Наконец, он подумал и о Любе, тоже виновато. Не в том был стыд, что он изменял ей, все это было лишь продолжением их отдаления – отдаления, возникшего по его вине. Давным-давно уже он ограничил свои обязанности по отношению к жене тем, что содержал ее, возил раз-два в год на курорт, а с тех пор, как обнаружилась ее болезнь, внимательно выслушивал ее жалобы и щедро оплачивал врачей. И долгие годы не делал даже попытки услышать, что стояло за ее суетливыми занятиями собой, здоровьем, походами в спа, а еще прежде за ее увлечением фотографией, всеми этими трюками с «Фотошопом», которые казались ему особенно нелепы. Он не хотел услышать ее тревоги, ее страха, не хотел знать о пустоте, которая разрастается в ней и гнетет ее, он даже не пытался общаться с ней душа к душе, и жить душа в душу, как жил эти месяцы с Мариной. И не потому, что это было невозможно. Нет, он не хотел. Это было скучно ему. И она это приняла и простила. Она была благородней и много добрее его, да он и всегда это знал. Ему страшно захотелось сейчас же просить у жены прощения, хотя что бы это изменило? Но раскаянье все росло, пока не растворилось в чувстве совсем уже огромной вины перед высшей, неосознаваемой прежде истиной, о существовании которой он предпочитал не знать.

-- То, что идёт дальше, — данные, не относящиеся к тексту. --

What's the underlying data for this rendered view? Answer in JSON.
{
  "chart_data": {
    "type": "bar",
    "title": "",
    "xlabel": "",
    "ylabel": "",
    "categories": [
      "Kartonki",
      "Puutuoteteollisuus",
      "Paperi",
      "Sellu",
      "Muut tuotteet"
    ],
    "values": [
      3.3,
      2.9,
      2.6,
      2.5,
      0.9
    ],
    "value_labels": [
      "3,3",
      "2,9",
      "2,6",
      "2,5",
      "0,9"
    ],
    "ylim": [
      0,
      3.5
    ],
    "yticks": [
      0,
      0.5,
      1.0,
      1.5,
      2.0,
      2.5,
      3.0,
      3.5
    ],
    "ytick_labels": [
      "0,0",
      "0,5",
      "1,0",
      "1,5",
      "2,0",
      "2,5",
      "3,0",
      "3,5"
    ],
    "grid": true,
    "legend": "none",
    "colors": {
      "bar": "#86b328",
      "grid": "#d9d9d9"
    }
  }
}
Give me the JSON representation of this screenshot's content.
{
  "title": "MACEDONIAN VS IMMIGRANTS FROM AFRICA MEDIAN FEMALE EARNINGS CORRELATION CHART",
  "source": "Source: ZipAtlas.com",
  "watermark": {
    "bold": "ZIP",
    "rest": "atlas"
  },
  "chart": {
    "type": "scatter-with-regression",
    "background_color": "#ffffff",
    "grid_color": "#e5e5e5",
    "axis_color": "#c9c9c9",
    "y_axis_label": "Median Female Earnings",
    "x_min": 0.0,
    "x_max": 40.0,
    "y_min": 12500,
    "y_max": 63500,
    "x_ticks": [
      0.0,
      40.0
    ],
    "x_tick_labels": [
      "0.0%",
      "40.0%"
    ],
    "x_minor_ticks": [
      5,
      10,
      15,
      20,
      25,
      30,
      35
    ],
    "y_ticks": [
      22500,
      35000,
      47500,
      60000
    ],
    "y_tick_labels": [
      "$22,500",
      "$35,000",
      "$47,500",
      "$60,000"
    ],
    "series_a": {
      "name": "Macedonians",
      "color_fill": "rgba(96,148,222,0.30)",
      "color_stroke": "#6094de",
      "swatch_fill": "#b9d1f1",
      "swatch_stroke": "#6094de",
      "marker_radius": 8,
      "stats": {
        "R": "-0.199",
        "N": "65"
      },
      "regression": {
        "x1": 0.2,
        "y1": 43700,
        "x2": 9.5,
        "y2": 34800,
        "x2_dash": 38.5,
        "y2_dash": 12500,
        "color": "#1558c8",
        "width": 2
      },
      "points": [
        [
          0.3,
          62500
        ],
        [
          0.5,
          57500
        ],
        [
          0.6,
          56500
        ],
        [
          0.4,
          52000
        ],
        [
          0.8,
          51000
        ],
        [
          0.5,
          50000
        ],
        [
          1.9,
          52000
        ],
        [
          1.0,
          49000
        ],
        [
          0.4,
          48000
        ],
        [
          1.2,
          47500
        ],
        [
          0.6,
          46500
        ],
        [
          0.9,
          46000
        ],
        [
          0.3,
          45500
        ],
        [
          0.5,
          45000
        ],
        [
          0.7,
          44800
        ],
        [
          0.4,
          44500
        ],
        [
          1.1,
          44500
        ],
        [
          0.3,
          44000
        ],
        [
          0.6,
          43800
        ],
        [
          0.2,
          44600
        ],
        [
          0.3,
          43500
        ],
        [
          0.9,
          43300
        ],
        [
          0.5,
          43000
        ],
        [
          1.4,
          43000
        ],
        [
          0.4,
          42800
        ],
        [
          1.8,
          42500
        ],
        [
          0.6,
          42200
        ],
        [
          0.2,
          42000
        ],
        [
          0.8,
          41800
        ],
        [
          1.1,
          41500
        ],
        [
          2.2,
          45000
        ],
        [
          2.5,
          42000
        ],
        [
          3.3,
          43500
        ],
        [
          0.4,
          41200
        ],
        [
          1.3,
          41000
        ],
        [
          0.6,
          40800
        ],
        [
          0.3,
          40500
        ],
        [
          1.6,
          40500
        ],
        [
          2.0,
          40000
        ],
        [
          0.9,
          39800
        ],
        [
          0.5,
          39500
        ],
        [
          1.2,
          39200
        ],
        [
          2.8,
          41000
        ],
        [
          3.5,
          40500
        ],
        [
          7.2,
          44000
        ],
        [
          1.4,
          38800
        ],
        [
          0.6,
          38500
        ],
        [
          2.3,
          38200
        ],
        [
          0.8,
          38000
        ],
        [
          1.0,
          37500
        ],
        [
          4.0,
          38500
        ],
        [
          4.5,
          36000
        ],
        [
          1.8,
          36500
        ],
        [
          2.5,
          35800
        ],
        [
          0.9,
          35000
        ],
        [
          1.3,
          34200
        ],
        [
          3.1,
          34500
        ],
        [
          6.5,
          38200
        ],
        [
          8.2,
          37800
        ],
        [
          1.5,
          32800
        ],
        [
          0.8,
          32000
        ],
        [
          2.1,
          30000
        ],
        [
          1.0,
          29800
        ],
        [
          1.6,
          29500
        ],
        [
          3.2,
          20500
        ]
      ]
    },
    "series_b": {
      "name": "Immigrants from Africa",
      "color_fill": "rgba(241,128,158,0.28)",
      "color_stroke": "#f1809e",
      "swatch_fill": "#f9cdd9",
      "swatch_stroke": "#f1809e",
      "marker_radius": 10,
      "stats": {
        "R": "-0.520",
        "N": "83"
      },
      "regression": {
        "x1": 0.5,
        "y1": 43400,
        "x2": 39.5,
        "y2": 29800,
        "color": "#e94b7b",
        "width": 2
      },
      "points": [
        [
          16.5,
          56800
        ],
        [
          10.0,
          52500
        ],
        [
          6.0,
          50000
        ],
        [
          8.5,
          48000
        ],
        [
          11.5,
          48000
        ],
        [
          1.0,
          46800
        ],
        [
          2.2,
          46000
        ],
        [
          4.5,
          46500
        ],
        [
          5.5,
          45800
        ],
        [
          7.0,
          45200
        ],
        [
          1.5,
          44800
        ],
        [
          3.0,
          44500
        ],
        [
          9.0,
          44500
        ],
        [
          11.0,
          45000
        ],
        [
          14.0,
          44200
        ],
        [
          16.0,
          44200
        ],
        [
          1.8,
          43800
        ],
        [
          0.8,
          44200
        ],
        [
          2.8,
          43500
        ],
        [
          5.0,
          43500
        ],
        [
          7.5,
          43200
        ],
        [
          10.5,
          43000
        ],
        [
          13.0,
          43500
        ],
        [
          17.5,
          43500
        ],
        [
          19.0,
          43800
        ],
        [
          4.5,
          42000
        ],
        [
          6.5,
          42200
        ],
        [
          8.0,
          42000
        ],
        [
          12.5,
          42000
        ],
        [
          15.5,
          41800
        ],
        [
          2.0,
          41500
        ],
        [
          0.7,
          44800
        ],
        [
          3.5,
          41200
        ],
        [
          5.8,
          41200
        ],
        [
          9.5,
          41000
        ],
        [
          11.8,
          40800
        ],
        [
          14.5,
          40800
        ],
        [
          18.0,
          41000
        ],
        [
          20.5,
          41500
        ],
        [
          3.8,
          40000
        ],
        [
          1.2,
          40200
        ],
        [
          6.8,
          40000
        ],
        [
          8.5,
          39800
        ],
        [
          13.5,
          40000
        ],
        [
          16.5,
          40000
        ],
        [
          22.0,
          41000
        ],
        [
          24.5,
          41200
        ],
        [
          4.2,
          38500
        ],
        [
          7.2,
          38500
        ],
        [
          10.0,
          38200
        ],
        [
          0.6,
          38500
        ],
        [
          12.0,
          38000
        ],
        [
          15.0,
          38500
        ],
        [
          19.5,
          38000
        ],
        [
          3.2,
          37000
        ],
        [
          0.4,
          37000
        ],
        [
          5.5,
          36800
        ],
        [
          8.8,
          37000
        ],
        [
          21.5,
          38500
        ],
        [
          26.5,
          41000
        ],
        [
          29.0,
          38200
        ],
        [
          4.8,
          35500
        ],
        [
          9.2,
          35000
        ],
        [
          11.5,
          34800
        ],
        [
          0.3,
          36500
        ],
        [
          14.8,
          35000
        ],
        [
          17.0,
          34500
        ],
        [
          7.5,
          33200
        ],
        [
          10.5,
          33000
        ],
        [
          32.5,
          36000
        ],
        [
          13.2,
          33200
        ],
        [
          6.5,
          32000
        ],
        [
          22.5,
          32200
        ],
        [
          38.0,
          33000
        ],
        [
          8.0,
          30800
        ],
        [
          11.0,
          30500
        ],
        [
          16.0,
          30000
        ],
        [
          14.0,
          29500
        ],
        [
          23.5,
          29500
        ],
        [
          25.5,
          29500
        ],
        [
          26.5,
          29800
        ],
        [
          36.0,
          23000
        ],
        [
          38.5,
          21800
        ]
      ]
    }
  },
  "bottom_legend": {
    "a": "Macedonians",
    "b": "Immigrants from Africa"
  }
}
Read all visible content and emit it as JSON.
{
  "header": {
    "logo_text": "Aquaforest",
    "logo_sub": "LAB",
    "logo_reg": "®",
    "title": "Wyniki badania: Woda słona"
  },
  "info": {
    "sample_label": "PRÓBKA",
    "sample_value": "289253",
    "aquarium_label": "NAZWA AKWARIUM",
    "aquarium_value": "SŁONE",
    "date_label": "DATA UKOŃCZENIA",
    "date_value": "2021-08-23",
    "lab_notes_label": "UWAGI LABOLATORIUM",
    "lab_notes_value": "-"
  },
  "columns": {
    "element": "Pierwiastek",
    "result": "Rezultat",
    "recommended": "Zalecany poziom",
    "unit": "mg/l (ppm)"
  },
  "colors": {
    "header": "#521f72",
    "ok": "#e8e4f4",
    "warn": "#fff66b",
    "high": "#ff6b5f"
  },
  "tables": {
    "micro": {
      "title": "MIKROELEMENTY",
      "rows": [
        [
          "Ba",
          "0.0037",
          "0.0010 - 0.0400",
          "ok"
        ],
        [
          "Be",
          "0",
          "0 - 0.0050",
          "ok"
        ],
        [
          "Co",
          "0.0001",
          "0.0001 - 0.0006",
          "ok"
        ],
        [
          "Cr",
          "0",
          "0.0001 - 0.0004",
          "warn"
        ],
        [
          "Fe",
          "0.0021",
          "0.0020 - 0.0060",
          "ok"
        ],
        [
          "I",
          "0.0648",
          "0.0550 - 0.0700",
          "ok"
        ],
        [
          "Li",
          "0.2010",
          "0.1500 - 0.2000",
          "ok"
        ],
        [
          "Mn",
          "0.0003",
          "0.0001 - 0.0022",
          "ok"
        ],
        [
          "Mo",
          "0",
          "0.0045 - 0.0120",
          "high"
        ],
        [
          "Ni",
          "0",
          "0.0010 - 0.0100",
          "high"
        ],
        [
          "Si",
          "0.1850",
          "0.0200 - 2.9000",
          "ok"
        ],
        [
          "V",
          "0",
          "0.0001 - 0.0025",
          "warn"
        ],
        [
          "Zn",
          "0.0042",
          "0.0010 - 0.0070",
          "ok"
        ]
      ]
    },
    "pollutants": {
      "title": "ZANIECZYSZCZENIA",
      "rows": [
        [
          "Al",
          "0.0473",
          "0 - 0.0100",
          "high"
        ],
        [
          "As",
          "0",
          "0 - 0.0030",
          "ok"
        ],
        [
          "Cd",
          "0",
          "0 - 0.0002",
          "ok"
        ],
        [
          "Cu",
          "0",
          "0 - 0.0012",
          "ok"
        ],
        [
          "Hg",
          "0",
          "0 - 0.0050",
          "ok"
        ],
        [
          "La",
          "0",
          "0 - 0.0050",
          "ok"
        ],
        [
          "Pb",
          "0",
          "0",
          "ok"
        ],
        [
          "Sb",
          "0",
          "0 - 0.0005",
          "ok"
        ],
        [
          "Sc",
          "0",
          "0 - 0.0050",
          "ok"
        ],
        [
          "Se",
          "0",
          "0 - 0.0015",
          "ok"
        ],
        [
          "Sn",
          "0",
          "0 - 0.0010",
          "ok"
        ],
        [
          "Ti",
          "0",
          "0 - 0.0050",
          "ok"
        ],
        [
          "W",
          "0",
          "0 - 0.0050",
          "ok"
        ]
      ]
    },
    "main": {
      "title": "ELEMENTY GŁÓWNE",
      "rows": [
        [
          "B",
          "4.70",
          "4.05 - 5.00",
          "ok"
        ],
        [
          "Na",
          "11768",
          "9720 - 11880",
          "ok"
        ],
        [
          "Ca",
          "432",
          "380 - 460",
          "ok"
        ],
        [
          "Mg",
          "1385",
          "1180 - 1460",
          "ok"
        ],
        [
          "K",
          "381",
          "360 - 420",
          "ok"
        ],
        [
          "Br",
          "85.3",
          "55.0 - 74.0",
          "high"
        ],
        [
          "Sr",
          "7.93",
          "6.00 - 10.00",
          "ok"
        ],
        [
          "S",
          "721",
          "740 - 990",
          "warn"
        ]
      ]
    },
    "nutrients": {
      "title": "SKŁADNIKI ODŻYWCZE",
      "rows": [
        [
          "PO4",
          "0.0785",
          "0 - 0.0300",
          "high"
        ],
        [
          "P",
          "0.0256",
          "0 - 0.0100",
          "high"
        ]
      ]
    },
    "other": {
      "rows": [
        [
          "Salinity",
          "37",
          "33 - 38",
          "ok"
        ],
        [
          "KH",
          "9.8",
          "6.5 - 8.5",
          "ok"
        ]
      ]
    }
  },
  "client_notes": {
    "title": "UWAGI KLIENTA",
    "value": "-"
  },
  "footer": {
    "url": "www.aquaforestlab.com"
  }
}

В комнату тихо постучали, Ланин открыл глаза. На пороге стояла Люба. Она была в кремовом вышитом кимоно из китайского шелка, которое он же и привез ей когда-то и которое тогда облегало ее фигуру, а теперь было ей слишком просторно. Лицо ее было измучено и бледно.
– Слышу, ты не спишь, я тоже всю ночь провалялась, бок кололо так, что хоть вой…
Он не ответил ей. Он смотрел на нее странным больным взглядом, смысла которого она не могла разобрать.
– Тебе на работу сегодня, – начала она, но Ланин сморщился и так яростно замотал головой, что она остановилась.
Мысль о том, что нужно идти на работу, показалась ему особенно гадкой. Работа, программа, колонки – все это было ничтожным перед лицом его скорой смерти.
– Нет, Люба, нет, – забормотал он, – всего этого теперь не будет. Главное, ты прости меня, ты только прости.
– Что ты, за что мне тебя… – начала было она, но он перебил ее.
– Нет, Люба, нет, прости, – говорил он, глядя ей в лицо. Она увидела, что он всхлипывает. Это было немыслимо, за десятилетия их общей жизни она ни разу не видела его плачущим, он бывал грустным, но гораздо чаще веселым, бодрым, вечно он шутил, каламбурил, когда-то ее даже раздражала эта напускная, как ей казалось, веселость, но давным-давно она привыкла.
– Ты болен, по Москве ходит страшный вирус, новый, по «Эху» сказали, разновидность… – она запнулась. По большому лицу ее мужа, по страшно и некрасиво исказившемуся лицу этого человека, из огромных раскрытых его глаз текли слезы, настоящие мутноватые слезы, которые стекали по вискам, по щекам и мочили подушку. Она вскрикнула, бросилась вытирать их пододеяльником, бормоча: «Да что ты, что с тобой…» Но вскоре со словами «сейчас, сейчас, мы все сделаем, этот вирус проклятый», побежала на кухню – за градусником, за чаем с лимоном, лекарством… Когда она уже подавала ему чай – в тонкостенном стакане с подстаканником – так он любил – странная мысль мелькнула у нее: если бы он почаще так болел, не заболела бы я. Но она сейчас же прогнала ее и заговорила с Ланиным ласковым, мягким голосом, как говорят с детьми.